On the other hand, for a photographer like José Manuel Ballester, light is the main element with which he works. Through the traces that he captures, his camera leaves a record of the remains of the memory of what happened in a specific architectural space; on which we can observe what the subject has left behind, what he did. Ballester encapsulates monumental architectural spaces in isolation, once manipulated to be built and twice manipulated to be captured in his images (digitally), and allows us to rethink the subject or viewer.
Finally, Juan Garaizabal is a versatile inventor, is recognized for his monumental public sculptures: urban memories. For him, the trip has a special character, since it establishes a relationship with the buildings and monuments so that it is possible for him to bring back his historical memory, that which is no longer materially visible until his work comes into play.
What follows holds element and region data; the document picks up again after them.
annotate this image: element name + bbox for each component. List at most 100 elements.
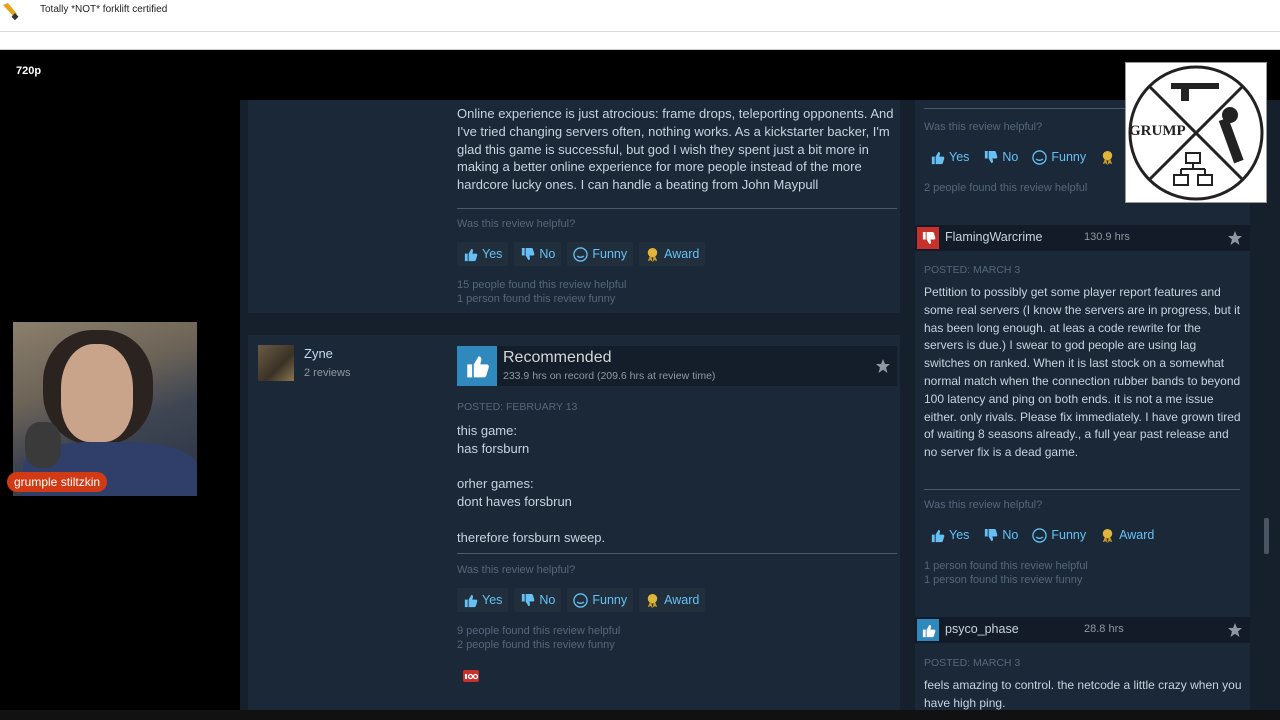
stream-subbar [0, 32, 1280, 50]
recommendation-bar: Recommended 233.9 hrs on record (209.6 h… [457, 346, 897, 386]
reviewer-name[interactable]: FlamingWarcrime [945, 230, 1042, 244]
no-button[interactable]: No [514, 588, 562, 612]
steam-reviews-page: Online experience is just atrocious: fra… [240, 100, 1280, 710]
award-icon [1102, 150, 1113, 165]
vote-buttons: Yes No Funny [924, 146, 1121, 168]
smiley-icon [573, 246, 589, 262]
award-button[interactable]: Award [639, 588, 706, 612]
hours-on-record: 130.9 hrs [1084, 231, 1130, 243]
funny-button[interactable]: Funny [1026, 146, 1092, 168]
funny-label: Funny [592, 247, 628, 261]
avatar[interactable] [258, 345, 294, 381]
smiley-icon [1032, 527, 1048, 543]
helpful-prompt: Was this review helpful? [924, 499, 1043, 511]
vote-buttons: Yes No Funny Award [457, 588, 706, 612]
thumbs-up-icon [931, 529, 945, 542]
award-icon [647, 247, 658, 262]
review-text: Online experience is just atrocious: fra… [457, 106, 894, 193]
no-label: No [539, 593, 556, 607]
posted-date: Posted: March 3 [924, 657, 1021, 669]
vote-buttons: Yes No Funny Award [457, 242, 706, 266]
helpful-count: 9 people found this review helpful [457, 625, 621, 637]
funny-count: 1 person found this review funny [457, 293, 616, 305]
reviews-column: Online experience is just atrocious: fra… [240, 100, 900, 710]
reviewer-review-count[interactable]: 2 reviews [304, 367, 350, 379]
yes-label: Yes [482, 593, 503, 607]
review-line: orher games: [457, 476, 534, 491]
review-header: FlamingWarcrime 130.9 hrs [915, 225, 1250, 251]
helpful-prompt: Was this review helpful? [457, 218, 576, 230]
reviewer-name[interactable]: Zyne [304, 346, 333, 361]
award-button[interactable]: Award [639, 242, 706, 266]
hours-on-record: 28.8 hrs [1084, 623, 1124, 635]
no-label: No [539, 247, 556, 261]
award-button[interactable]: Award [1094, 524, 1160, 546]
thumbs-down-icon [522, 593, 535, 606]
funny-button[interactable]: Funny [567, 588, 634, 612]
funny-button[interactable]: Funny [567, 242, 634, 266]
funny-label: Funny [1051, 528, 1087, 542]
review-header: psyco_phase 28.8 hrs [915, 617, 1250, 643]
thumbs-down-icon [522, 247, 535, 260]
hours-on-record: 233.9 hrs on record (209.6 hrs at review… [503, 370, 716, 382]
thumbs-up-icon [457, 346, 497, 386]
award-label: Award [664, 593, 700, 607]
scrollbar[interactable] [1264, 518, 1269, 554]
award-label: Award [1119, 528, 1155, 542]
grump-logo-text: GRUMP [1129, 123, 1186, 139]
helpful-count: 2 people found this review helpful [924, 182, 1088, 194]
yes-button[interactable]: Yes [924, 146, 975, 168]
helpful-prompt: Was this review helpful? [457, 564, 576, 576]
webcam-overlay [13, 322, 197, 496]
quality-label[interactable]: 720p [16, 65, 41, 77]
star-icon[interactable] [1227, 230, 1243, 246]
yes-label: Yes [949, 150, 970, 164]
grump-logo: GRUMP [1125, 62, 1267, 203]
stream-title: Totally *NOT* forklift certified [40, 4, 168, 15]
award-icon [647, 593, 658, 608]
hundred-points-icon [463, 670, 479, 682]
review-card: Zyne 2 reviews Recommended 233.9 hrs on … [248, 335, 900, 710]
posted-date: Posted: March 3 [924, 264, 1021, 276]
webcam-name-label: grumple stiltzkin [7, 472, 108, 492]
yes-button[interactable]: Yes [457, 588, 509, 612]
helpful-prompt: Was this review helpful? [924, 121, 1043, 133]
yes-button[interactable]: Yes [457, 242, 509, 266]
no-button[interactable]: No [977, 524, 1024, 546]
no-button[interactable]: No [514, 242, 562, 266]
thumbs-down-icon [985, 150, 998, 163]
no-button[interactable]: No [977, 146, 1024, 168]
star-icon[interactable] [875, 358, 891, 374]
thumbs-up-icon [917, 619, 939, 641]
thumbs-down-icon [917, 227, 939, 249]
no-label: No [1002, 528, 1019, 542]
yes-button[interactable]: Yes [924, 524, 975, 546]
review-text: Pettition to possibly get some player re… [924, 285, 1241, 460]
divider [457, 553, 897, 554]
funny-button[interactable]: Funny [1026, 524, 1092, 546]
thumbs-up-icon [464, 594, 478, 607]
divider [457, 208, 897, 209]
stream-title-bar: Totally *NOT* forklift certified [0, 0, 1280, 32]
vote-buttons: Yes No Funny Award [924, 524, 1160, 546]
thumbs-down-icon [985, 528, 998, 541]
flashlight-icon [3, 3, 19, 20]
award-button[interactable] [1094, 146, 1121, 168]
review-text: feels amazing to control. the netcode a … [924, 678, 1242, 710]
bottom-strip [0, 710, 1280, 720]
streamer-face [61, 344, 133, 442]
smiley-icon [1032, 149, 1048, 165]
thumbs-up-icon [464, 248, 478, 261]
review-line: has forsburn [457, 441, 530, 456]
review-line: this game: [457, 423, 517, 438]
funny-label: Funny [592, 593, 628, 607]
star-icon[interactable] [1227, 622, 1243, 638]
smiley-icon [573, 592, 589, 608]
review-line: dont haves forsbrun [457, 494, 572, 509]
reviewer-name[interactable]: psyco_phase [945, 622, 1019, 636]
divider [924, 489, 1240, 490]
yes-label: Yes [482, 247, 503, 261]
funny-count: 2 people found this review funny [457, 639, 615, 651]
award-label: Award [664, 247, 700, 261]
funny-label: Funny [1051, 150, 1087, 164]
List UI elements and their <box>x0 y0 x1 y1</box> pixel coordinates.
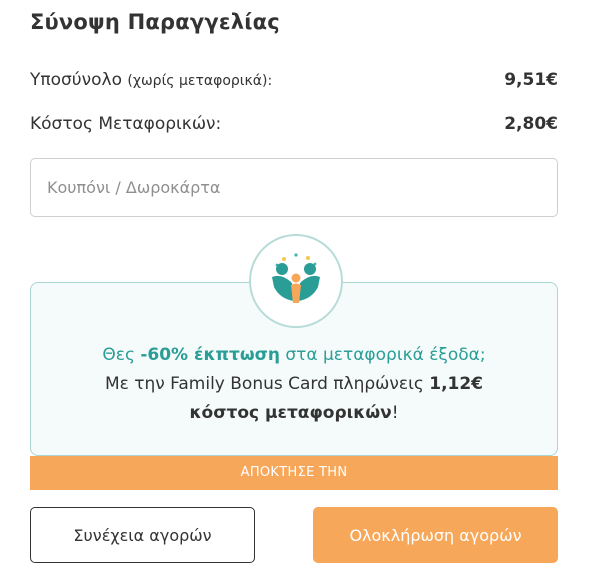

Recreating structures and illuminating them, he recovers what was lost long ago, reestablishing what, in the words of Barbara Rose, “can now only exist in a fragment of historical memory.” In the same fragmentary sense, Juan’s sculptures invite the viewer to complete the forms of the structures, so that his objective is to integrate the empty spaces and integrate himself with what is absent.
The collective brings together an artistic work whose relationship with space is framed by light, which, because it does not have a defined limit, allows it to be explored from different angles, thus evoking memory. A collective without margins.